Une audition à propos des enfants métis issus de la colonisation belge en Afrique, va se tenir au Sénat ce mardi après-midi.

Pendant la colonisation belge en Afrique, environ 13.000 enfants sont nés d’une union entre un homme blanc et une femme africaine. Leur père était fonctionnaire, agronome, ingénieur ou encore militaire, et leur mère vivait au Congo, Rwanda ou au Burundi. Entre 300 et 700 d’entre eux, dont Evariste, ont été envoyés en Belgique entre 1959 et 1962, sans identité, sans nationalité, arrachés à leur mère.
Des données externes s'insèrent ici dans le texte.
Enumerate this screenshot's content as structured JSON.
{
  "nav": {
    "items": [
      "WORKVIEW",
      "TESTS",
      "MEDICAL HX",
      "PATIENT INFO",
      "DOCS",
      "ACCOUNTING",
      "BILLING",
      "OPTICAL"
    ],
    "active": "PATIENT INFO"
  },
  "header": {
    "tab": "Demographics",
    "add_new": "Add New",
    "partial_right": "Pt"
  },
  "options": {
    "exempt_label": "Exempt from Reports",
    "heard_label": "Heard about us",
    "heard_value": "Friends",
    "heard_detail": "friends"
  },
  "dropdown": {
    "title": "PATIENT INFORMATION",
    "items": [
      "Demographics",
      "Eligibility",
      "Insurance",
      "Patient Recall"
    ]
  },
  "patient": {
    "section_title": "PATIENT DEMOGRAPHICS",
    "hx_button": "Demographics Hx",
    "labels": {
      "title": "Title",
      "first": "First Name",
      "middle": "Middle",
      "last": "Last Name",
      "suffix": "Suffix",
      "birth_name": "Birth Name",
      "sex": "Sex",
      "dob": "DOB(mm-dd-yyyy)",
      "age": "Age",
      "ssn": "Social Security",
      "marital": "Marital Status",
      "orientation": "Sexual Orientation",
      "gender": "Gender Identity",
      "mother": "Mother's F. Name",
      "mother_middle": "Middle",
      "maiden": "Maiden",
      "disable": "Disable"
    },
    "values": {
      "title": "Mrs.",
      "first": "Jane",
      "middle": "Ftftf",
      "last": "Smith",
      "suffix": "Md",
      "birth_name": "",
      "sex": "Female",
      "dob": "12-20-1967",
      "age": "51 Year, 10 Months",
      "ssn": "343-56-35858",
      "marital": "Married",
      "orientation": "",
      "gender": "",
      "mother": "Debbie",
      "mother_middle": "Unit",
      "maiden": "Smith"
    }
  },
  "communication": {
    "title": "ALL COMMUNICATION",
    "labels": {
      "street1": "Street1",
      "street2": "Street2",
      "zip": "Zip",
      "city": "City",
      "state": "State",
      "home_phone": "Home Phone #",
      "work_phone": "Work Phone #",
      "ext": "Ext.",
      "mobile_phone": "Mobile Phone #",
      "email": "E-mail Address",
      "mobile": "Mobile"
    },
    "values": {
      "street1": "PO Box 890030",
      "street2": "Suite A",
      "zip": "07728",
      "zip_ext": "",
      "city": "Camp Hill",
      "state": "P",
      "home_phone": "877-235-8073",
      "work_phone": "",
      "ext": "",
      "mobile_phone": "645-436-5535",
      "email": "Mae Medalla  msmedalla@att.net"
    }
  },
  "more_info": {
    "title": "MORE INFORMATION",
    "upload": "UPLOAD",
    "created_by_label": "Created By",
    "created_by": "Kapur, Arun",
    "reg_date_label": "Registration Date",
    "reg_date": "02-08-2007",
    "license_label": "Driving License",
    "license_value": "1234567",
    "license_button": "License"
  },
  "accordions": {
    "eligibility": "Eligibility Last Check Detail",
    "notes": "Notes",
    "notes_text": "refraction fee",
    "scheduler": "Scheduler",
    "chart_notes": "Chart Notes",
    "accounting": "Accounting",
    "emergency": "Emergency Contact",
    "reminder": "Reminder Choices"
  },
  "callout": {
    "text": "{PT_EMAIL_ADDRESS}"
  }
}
Une famille séparée à cause de ses origines

Ceux dont les pères partaient ou qui n'étaient pas reconnus étaient directement envoyés dans des institutions religieuses, pour "suivre une éducation", mais surtout pour les cacher. "On vivait bien tranquille, mes frères et ma sœur, mon père avait une plantation d’ananas et on était très bien comme dans une famille", raconte Evariste lors d’un témoignage, avec un air nostalgique. Mais son père, qui était blanc, part un jour en vacances ou tombe malade, Evariste ne le saura jamais vraiment, et les enfants sont confiés à une institution religieuse, puis ballotés d’un foyer à l’autre pendant leur adolescence. "Ma petite soeur avait à peine trois ans, on a passé notre temps à pleurer après notre maman".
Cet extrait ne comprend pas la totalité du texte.